In “Alice in Wonderland,” Alice’s entire world is transformed when she decides to follow the rabbit down the rabbit hole. Merchants are now facing a similar choice with the introduction of the Metaverse – do they follow into the unknown or risk getting left behind?

While Meta hasn’t promised Cheshire cats or mad hatters (yet), luxury brands have begun to use the Metaverse and other similar digital worlds to reach global audiences. Gucci created a virtual handbag that sold for $4,100 (which is more than it is sold for in stores) and Balenciaga unveiled its 2021 collection initially on the popular game Fortnite. Plein, a luxury brand that now accepts more than 20 different cryptocurrencies, recently dropped $1.4 million to buy virtual real estate in Dencetraland, an online platform that provides a metaverse experience. Other brands will likely follow suit as the popularity of NFTs and the demand for more virtual assets rise.

The intersection of the digital and physical worlds

Morin Oluwole, the director and global head of luxury at Meta, recently urged brands to prepare for a “hyperdimensional shopping experience” at Paris Fashion Week. What exactly that entails and whether it will be successful remains to be seen. But brands are rightfully starting to ask hard questions such as, “Do we take the jump and invest or wait and risk being left behind?”

But, it is important for retailers to weigh the pros and cons before falling down the rabbit hole of the Metaverse — especially when it comes to the delicate balance of stopping fraud and optimizing customer experiences.

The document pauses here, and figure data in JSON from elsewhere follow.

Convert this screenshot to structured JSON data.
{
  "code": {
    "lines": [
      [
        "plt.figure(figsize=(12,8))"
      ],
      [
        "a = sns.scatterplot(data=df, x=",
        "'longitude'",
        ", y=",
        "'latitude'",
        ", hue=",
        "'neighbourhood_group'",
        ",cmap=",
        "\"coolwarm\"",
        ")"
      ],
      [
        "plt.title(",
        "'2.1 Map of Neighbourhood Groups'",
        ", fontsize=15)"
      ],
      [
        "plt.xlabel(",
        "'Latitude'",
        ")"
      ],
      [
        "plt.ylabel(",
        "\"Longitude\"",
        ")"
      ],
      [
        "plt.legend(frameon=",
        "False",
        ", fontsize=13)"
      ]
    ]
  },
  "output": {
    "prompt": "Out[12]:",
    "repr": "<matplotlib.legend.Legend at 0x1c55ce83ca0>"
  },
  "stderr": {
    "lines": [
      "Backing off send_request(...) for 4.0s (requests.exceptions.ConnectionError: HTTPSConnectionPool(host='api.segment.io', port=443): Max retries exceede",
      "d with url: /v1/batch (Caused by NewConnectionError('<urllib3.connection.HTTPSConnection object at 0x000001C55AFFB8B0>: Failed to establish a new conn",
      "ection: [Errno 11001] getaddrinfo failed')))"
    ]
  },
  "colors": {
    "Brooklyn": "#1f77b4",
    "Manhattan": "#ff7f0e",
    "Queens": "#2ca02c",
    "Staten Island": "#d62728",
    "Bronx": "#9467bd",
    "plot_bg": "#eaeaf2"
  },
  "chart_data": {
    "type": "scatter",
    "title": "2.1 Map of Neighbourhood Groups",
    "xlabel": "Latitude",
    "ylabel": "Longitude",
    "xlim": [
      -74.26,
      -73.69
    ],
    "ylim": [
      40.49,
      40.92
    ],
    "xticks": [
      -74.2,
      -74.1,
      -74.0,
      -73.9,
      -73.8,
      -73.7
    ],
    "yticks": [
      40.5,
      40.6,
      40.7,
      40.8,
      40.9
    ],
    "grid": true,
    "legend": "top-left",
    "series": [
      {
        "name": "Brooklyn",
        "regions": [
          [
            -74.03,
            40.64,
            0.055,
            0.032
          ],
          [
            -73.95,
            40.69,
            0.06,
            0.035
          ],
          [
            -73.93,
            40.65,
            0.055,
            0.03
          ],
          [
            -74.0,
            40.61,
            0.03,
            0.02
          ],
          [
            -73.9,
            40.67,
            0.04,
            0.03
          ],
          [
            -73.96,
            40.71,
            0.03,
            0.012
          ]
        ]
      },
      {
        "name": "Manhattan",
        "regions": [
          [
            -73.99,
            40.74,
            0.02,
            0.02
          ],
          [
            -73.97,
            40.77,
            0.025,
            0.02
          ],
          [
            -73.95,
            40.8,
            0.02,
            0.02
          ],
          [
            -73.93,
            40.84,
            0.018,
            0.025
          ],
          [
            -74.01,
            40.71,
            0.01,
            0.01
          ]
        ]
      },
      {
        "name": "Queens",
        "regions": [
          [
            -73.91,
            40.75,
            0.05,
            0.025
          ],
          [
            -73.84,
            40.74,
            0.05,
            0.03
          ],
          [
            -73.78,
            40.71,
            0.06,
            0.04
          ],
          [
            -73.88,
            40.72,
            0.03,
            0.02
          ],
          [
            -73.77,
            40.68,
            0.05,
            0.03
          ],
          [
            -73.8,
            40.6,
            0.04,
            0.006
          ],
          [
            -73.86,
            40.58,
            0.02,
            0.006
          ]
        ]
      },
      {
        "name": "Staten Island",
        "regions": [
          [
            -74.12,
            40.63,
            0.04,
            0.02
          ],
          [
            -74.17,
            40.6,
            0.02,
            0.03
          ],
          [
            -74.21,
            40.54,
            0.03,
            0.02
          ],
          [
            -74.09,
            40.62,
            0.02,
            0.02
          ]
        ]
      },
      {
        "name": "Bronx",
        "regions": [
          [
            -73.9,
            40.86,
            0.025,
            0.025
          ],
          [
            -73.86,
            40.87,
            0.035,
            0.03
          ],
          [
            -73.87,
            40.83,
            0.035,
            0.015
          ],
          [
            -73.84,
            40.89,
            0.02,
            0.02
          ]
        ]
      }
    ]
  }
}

The current state of digital commerce fraud

Digital commerce is projected to account for 22% of all retail sales by 2023 — a 7.9% jump from 2019. Unsurprisingly, its rise in popularity has caught the attention of consumers and scammers alike. From card testing, account takeover ,fraudulent account creation and compromised loyalty programs/points, the possibilities for bad actors are endless.

In an effort to curb fraud attempts and a hit on their bottom line, some retailers have doubled down on stricter policies. For example, blocking transactions based on IP addresses or transaction amount. However, many of these policies are too rigid, resulting in legitimate customers being turned away and merchants losing out.

With many merchants still struggling with stopping fraud in traditional digital commerce, it begs the question: how will these problems play out in the Metaverse?

The risk of fraud in the metaverse

The truth is, no one knows exactly what fraud will look like in the Metaverse. What’s for certain is that bad actors will follow the money trail. For example, the possibility of creating multiple identities in the Metaverse could provide an opportunity for fraudsters to create fake profiles and place bids on items. Or automated bots could be used to impersonate legitimate users, creating unnecessary digital traffic that can slow down these virtual spaces, similar to reseller activity in the real world.

Both payment and personal information could also be at risk of potential compromise if not properly secured. This type of data is extremely lucrative for bad actors and readily available in the Metaverse.

The lines of the Metaverse are blurred, and it’s hard to secure things without firm edges.

In the meantime…

With the Metaverse, we found Wonderland. But before retailers get lost in it, it’s important they prioritize the security and customer experience of traditional digital commerce. Then, when the time comes, they can more confidently jump down the rabbit hole.

Here’s how:

Requiring users to enable Multi-Factor Authentication (MFA)

Requiring that users enable MFA for account logins helps prevent fraudsters from gaining access to the accounts. Many businesses use 3D Secure (3DS) to implement MFA on their websites. 3DS is a technology to securely validate users, who authenticate their identity using two of the following:

  • Something they know: e.g., a password, PIN, or passphrase.
  • Something they have: e.g., a smartphone, smartwatch, or smart card.
  • Something they are: e.g., a fingerprint, facial features, or voice patterns.

Deploying a modern fraud prevention solution

With real-time, modern fraud prevention solutions that are backed by machine learning technologies, retailers can identify unusual behavior for user accounts quickly. These solutions also use data to make precise decisions about the trustworthiness of users so that fraudsters are stopped in their tracks.

As merchants weigh the risks and rewards of expanding into the #Metaverse, it's important to understand the #fraud and customer experience implications. #cybersecurity #respectdataClick to Tweet

As merchants weigh the risks and rewards of expanding into the Metaverse, it’s important to understand the fraud and customer experience implications. Before making the leap, retailers should ensure their existing digital commerce platforms are secure.